Il Robot Jenkins, sopravvissuto ai millenni
e, in fondo, responsabile di molti degli avvenimenti
passati, lascia per ultimo la Terra.
Il respiro di questo romanzo, sul quale non
per caso ci siamo attardati, segue il ritmo
degli eoni. Pressoché filosofico, mostra
e racconta quel che è l'essenza naturale:
il divenire, l'incessante ma lunghissimo mutamento
di forme di vita, prospettive, ambienti. Gli
uomini non sono da sempre sulla Terra, né
per sempre la popoleranno.
La Terra stessa può essere assimilata
ad un essere vivente, un animale simbiotico
di longevità per noi inconcepibile. Esseri
viventi di proporzioni planetarie o addirittura
solari, come appunto in "Solaris"
di Stanislaw Lem o nei romanzi cosmogonici di
Gregory Benford non sono infrequenti nella fantascienza,
nei suoi romanzi che meglio la avvicinano alla
speculazione filosofica più affascinante
e stimolante.
Tuttavia la Terra come organismo vivente ci
coinvolge di più, letteralmente e fisicamente:
è la cosiddetta "Ipotesi Gaia",
che persino Isaac Asimov esplorò in alcuni
dei suoi ultimi romanzi. La biosfera è
un continuum spaziotemporale dove i singoli
viventi si succedono senza sosta, come cellule
di un organismo assai più vasto e complesso,
la cui consapevolezza è maggiore e diversa
della mera somma delle consapevolezze dei viventi
che la compongono, dal più primitivo
procariote fino all'uomo.
Noi uomini allora siamo diventati quasi come
una malattia invasiva per il pianeta - è
il punto di vista di molti ambientalisti estremi.
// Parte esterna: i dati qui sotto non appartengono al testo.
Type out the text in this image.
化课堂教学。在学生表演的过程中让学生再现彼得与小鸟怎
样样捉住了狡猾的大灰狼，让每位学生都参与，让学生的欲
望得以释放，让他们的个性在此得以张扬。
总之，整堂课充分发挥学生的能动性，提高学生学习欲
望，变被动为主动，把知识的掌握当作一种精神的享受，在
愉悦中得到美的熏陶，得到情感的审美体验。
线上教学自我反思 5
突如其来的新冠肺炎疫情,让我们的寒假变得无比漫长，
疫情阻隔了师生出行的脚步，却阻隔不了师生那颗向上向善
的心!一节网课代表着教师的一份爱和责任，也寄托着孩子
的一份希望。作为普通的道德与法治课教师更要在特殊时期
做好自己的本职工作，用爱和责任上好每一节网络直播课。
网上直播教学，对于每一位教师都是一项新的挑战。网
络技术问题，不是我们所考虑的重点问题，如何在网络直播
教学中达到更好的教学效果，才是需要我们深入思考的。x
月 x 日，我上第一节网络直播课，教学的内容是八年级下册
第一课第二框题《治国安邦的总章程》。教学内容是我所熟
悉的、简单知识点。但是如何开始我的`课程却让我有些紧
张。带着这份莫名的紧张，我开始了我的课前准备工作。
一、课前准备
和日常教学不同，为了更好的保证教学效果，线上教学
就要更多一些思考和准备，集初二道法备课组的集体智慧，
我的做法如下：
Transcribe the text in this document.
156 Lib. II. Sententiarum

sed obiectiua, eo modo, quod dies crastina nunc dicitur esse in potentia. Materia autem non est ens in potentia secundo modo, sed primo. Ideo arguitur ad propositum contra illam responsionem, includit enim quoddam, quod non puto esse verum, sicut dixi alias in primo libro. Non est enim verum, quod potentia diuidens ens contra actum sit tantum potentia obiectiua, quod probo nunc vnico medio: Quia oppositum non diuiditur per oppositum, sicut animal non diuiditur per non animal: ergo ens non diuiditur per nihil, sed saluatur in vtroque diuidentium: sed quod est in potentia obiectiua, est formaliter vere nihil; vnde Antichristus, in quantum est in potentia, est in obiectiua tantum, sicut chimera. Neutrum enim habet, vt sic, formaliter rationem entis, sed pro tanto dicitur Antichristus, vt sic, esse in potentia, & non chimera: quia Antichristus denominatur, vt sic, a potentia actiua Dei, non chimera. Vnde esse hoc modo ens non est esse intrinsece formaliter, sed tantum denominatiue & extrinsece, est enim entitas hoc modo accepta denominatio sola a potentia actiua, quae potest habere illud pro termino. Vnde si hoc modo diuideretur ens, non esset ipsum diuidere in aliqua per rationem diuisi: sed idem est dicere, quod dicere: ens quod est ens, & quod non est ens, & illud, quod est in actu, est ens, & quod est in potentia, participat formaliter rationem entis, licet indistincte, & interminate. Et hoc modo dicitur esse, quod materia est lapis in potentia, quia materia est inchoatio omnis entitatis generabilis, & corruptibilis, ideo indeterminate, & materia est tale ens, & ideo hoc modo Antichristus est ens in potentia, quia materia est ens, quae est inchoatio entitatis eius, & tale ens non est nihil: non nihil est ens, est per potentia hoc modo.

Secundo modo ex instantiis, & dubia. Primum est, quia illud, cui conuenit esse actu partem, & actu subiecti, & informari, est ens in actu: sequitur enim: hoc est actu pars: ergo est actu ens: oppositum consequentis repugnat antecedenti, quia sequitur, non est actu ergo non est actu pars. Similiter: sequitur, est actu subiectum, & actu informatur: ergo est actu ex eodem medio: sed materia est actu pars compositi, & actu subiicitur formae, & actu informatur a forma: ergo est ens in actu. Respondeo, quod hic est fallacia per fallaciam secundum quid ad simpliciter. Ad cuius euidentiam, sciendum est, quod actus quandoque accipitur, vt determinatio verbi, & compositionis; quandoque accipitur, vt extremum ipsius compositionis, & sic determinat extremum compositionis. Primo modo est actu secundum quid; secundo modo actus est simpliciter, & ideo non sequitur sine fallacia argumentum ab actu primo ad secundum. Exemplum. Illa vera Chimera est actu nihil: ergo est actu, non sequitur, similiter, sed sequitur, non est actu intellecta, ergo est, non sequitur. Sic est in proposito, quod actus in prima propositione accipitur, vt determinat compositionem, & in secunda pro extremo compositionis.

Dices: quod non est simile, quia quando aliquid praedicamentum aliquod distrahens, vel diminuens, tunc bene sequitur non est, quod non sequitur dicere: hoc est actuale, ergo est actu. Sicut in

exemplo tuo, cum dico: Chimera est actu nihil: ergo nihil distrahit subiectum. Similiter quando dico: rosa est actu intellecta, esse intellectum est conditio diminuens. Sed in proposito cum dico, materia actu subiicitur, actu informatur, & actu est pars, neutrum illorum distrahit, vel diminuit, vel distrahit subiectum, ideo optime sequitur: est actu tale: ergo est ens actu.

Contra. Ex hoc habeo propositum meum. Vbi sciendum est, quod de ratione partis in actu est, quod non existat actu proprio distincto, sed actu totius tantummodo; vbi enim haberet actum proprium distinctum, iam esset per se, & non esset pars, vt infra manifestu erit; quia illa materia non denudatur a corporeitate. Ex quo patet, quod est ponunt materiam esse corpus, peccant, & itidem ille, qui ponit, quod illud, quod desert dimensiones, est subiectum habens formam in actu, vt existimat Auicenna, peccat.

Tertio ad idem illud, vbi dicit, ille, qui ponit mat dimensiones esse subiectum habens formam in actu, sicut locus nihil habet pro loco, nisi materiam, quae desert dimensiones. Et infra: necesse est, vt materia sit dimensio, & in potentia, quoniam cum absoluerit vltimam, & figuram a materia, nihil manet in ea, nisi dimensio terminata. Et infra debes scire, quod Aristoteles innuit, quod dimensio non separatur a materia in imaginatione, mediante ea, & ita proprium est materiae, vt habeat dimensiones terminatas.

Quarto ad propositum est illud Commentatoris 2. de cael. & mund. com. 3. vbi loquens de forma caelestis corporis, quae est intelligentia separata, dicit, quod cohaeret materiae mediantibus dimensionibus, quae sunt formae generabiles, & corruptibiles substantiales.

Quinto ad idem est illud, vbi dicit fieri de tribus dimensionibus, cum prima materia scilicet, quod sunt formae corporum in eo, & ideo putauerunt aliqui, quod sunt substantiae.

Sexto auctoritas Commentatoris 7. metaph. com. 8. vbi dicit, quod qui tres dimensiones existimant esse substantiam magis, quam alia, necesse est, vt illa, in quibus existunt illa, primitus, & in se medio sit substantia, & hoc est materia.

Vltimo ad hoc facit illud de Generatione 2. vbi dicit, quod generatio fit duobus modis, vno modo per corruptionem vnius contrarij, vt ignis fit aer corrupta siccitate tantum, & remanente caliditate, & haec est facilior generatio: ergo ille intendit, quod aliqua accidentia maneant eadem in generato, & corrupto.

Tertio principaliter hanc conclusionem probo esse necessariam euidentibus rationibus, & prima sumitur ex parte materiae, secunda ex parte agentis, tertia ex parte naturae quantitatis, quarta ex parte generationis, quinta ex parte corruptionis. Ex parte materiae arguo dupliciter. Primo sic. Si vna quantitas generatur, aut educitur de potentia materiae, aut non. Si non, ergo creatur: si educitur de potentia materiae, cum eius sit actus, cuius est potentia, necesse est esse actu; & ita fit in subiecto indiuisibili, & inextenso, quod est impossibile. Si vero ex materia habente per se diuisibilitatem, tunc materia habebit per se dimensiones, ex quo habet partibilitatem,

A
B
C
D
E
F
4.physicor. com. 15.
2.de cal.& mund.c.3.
E siamo in grado di torturarla e vivisezionarla.
Come? Con le trivellazioni petrolifere, con
i disboscamenti delle foreste e lo scioglimento
dei ghiacciai polari, con gli esperimenti atomici
sotto gli atolli oceanici, con l'emissione di
sostanze gassose, liquide e solide velenose.
Oppure potremo essere come organismi simbiotici
utili al corpo vivente che ci ospita. Ecco dove
può trasportarci la speculazione fantascientifica!